TITRE The Darkness — Tome 2 : Cœurs sombres
ISBN / EAN 9782756022765
SCÉNARISTES Garth Ennis (principal), Malachy Coney
DESSINATEURS Marc Silvestri (principal), Joe Benitez
COLORISTE Steve Firchow
TRADUCTEUR Non crédité dans les sources disponibles
ÉDITEUR Delcourt
COLLECTION Contrebande
DATE DE PARUTION (VF) 23 juin 2010
FORMAT Grand format 17,5 x 26,7 cm — Couleur — 304 pages
CONTENU VO The Darkness Preview + The Darkness (vol. 1) #11–22 — Top Cow / Image Comics
NOTE ÉDITORIALE
The Darkness est une série créée en 1996 par Marc Silvestri, Garth Ennis et David Wohl pour le label Top Cow d’Image Comics. Elle suit Jackie Estacado, mafieux new-yorkais qui découvre le jour de ses 21 ans qu’il est l’héritier du Darkness, une entité millénaire et maléfique qui lui confère des pouvoirs surnaturels actifs uniquement dans l’obscurité. La série appartient à l’univers partagé Top Cow, aux côtés de Witchblade et Artifacts.

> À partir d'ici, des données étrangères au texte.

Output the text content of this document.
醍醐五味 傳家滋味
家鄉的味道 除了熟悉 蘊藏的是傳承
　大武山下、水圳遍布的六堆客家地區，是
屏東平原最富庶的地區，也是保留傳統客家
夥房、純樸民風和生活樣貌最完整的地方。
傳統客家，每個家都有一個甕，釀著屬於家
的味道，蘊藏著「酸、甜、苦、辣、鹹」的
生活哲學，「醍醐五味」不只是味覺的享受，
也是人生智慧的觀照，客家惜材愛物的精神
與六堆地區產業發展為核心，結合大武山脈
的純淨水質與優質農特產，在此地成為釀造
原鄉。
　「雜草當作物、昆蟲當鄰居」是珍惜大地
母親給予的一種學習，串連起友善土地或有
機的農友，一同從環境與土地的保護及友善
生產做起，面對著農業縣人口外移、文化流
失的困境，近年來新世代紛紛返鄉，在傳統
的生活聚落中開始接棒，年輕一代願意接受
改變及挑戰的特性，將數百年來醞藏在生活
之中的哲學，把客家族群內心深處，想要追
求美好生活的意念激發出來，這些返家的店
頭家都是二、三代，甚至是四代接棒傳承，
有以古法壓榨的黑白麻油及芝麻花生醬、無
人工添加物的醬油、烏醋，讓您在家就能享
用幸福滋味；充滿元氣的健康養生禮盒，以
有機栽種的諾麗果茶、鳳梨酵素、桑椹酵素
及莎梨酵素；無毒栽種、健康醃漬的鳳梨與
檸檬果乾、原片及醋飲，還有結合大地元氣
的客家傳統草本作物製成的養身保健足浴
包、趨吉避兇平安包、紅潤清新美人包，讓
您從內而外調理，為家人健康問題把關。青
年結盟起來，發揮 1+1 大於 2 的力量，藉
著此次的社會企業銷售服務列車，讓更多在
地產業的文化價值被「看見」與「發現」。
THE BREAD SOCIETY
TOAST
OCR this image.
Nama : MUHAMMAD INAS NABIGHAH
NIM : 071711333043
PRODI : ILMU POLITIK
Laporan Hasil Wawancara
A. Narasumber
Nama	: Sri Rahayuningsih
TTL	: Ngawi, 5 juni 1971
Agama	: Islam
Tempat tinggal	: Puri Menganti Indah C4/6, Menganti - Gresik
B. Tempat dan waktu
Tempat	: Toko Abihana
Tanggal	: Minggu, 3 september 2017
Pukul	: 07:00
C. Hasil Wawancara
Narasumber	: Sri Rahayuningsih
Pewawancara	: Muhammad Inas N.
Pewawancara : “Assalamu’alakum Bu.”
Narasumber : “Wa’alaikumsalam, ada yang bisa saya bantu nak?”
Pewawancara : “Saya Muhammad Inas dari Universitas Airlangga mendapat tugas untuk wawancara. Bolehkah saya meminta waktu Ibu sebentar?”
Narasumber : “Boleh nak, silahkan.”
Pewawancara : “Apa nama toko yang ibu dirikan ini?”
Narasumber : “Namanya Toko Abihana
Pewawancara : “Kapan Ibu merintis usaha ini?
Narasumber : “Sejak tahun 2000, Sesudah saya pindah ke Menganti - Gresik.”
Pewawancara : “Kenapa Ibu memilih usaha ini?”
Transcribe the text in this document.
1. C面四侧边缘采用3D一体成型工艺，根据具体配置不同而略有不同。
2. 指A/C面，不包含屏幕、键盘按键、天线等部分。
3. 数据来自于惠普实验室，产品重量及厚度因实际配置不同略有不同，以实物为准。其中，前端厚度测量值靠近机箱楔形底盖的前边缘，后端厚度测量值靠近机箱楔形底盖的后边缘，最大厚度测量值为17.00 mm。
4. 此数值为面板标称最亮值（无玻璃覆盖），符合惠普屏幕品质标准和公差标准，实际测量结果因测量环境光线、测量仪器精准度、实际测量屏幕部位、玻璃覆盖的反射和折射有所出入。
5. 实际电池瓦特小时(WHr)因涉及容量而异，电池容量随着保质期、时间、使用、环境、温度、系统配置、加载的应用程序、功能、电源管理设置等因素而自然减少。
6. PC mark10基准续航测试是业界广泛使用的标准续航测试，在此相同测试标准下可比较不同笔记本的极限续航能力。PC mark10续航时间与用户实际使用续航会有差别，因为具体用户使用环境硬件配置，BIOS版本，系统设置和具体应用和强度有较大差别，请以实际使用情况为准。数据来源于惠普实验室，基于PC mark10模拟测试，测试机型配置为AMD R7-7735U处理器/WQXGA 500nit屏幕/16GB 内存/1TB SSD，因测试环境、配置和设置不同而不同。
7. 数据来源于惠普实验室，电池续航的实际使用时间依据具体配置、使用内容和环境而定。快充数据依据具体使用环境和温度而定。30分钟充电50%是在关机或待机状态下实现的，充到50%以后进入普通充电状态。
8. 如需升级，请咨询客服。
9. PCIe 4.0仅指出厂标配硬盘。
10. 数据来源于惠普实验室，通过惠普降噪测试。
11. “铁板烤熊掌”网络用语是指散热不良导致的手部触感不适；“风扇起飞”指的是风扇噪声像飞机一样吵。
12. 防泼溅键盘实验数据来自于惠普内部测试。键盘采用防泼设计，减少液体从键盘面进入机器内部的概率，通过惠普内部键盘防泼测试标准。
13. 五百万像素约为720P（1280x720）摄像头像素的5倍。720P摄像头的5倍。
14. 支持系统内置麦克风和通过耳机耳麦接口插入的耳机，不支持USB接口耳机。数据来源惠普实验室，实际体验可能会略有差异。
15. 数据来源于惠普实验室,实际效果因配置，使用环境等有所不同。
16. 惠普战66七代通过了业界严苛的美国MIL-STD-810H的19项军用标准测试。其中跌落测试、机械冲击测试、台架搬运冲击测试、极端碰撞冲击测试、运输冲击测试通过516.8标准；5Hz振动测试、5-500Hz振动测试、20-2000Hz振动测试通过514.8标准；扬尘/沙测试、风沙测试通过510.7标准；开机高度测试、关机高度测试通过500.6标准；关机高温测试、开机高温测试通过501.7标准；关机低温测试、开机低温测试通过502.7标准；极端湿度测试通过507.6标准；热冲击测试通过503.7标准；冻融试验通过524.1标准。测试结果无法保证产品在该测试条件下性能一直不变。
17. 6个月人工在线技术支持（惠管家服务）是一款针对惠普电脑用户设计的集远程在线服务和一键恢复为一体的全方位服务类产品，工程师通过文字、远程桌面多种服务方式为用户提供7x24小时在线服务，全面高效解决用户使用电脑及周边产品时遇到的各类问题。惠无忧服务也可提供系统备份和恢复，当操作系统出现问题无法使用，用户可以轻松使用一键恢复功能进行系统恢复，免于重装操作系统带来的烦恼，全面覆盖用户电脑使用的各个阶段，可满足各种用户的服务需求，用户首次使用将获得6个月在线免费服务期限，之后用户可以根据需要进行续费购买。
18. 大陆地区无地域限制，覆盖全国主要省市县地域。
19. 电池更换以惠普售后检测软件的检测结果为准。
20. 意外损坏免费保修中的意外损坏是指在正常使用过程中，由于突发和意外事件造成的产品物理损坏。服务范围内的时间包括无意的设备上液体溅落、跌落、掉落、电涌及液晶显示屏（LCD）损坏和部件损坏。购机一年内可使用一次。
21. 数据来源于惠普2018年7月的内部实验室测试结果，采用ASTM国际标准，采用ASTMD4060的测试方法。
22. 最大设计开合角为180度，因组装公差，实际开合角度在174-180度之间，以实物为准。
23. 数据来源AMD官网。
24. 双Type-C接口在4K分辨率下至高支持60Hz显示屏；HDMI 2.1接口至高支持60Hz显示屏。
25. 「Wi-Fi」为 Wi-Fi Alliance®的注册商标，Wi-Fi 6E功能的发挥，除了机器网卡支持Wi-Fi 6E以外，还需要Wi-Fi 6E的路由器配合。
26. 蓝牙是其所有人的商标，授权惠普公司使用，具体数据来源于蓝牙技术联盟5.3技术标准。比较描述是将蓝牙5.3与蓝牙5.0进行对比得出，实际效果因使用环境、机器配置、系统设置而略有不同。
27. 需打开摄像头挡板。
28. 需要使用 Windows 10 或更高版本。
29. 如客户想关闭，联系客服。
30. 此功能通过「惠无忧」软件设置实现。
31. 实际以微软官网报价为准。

Ce deuxième tome de l’édition Delcourt (collection Contrebande) couvre les épisodes #11 à #22 du premier volume américain, soit la deuxième moitié de l’arc fondateur de la série. Il s’inscrit dans une série complète en 5 tomes chez Delcourt : L’Avènement (T01), Cœurs sombres (T02), Âmes damnées (T03), Destination infernale (T04), Seconde Chance (T05).
Garth Ennis, scénariste britannique connu pour Preacher et The Boys, apporte ici sa vision noire et désabusée à un matériau pulp d’action surnaturelle. Marc Silvestri, cofondateur de Top Cow, pose les bases visuelles de la série. Joe Benitez (Magdalena, Wraithborn) prend le relais sur les derniers épisodes du volume.
PERSONNAGES PRINCIPAUX
Jackie Estacado — Tueur à gages de la mafia new-yorkaise, héritier malgré lui du Darkness. Libéré de la tutelle de Sonatine au terme du premier tome, il doit désormais apprendre à maîtriser une puissance qui le dépasse, tout en naviguant entre les factions criminelles et les ennemis surnaturels que son héritage lui a attirés.
Les Darklings — Créatures de ténèbres convoquées et contrôlées par l’hôte du Darkness. Aussi redoutables qu’imprévisibles, ils sont à la fois l’arme principale de Jackie et le signe le plus visible de sa nature monstrueuse.
The Darkness n’a jamais été une série de super-héros classique, et ce deuxième tome en confirme les ambitions.
Jackie Estacado n’est pas un homme bon. C’est un tueur professionnel, formé par la mafia dès l’adolescence, sans illusions sur lui-même ni sur le monde qui l’entoure. Le Darkness ne l’a pas transformé en héros — il a simplement rendu un homme déjà dangereux infiniment plus redoutable, et infiniment plus vulnérable à des forces qui le dépassent.
Ce tome 2 est celui de l’après. Après la découverte de son héritage, après la confrontation avec Sonatine, après les premières leçons brutales sur ce que signifie porter le Darkness. Jackie n’est plus un novice. Il sait qu’il ne peut pas utiliser ses pouvoirs en pleine lumière. Il sait que les Darklings lui obéissent — jusqu’à un certain point. Il sait que l’Angélus n’est pas son seul ennemi.
Ce qu’il ne sait pas encore, c’est comment vivre avec tout ça.
La décision de se rapprocher de la mafia n’est pas un retour en arrière — c’est un calcul. Dans un monde où les menaces surnaturelles se multiplient, avoir une organisation criminelle dans son dos reste une forme de protection. Garth Ennis, dont la plume est taillée pour les récits de violence morale, fait de Jackie un personnage cohérent dans son cynisme : il ne cherche pas à être sauvé, il cherche à survivre.
Marc Silvestri (qui a fondé Top Cow Productions avec d’autres transfuges de Marvel en 1993) impose un style graphique dense et expressif, typique de l’ère Image. Joe Benitez, qui reprend le dessin sur les derniers épisodes du volume, s’inscrit dans la même esthétique musclée et baroque.
Un titre essentiel pour qui veut comprendre l’univers Top Cow et l’une des séries les plus sombres jamais produites sous le label Image Comics.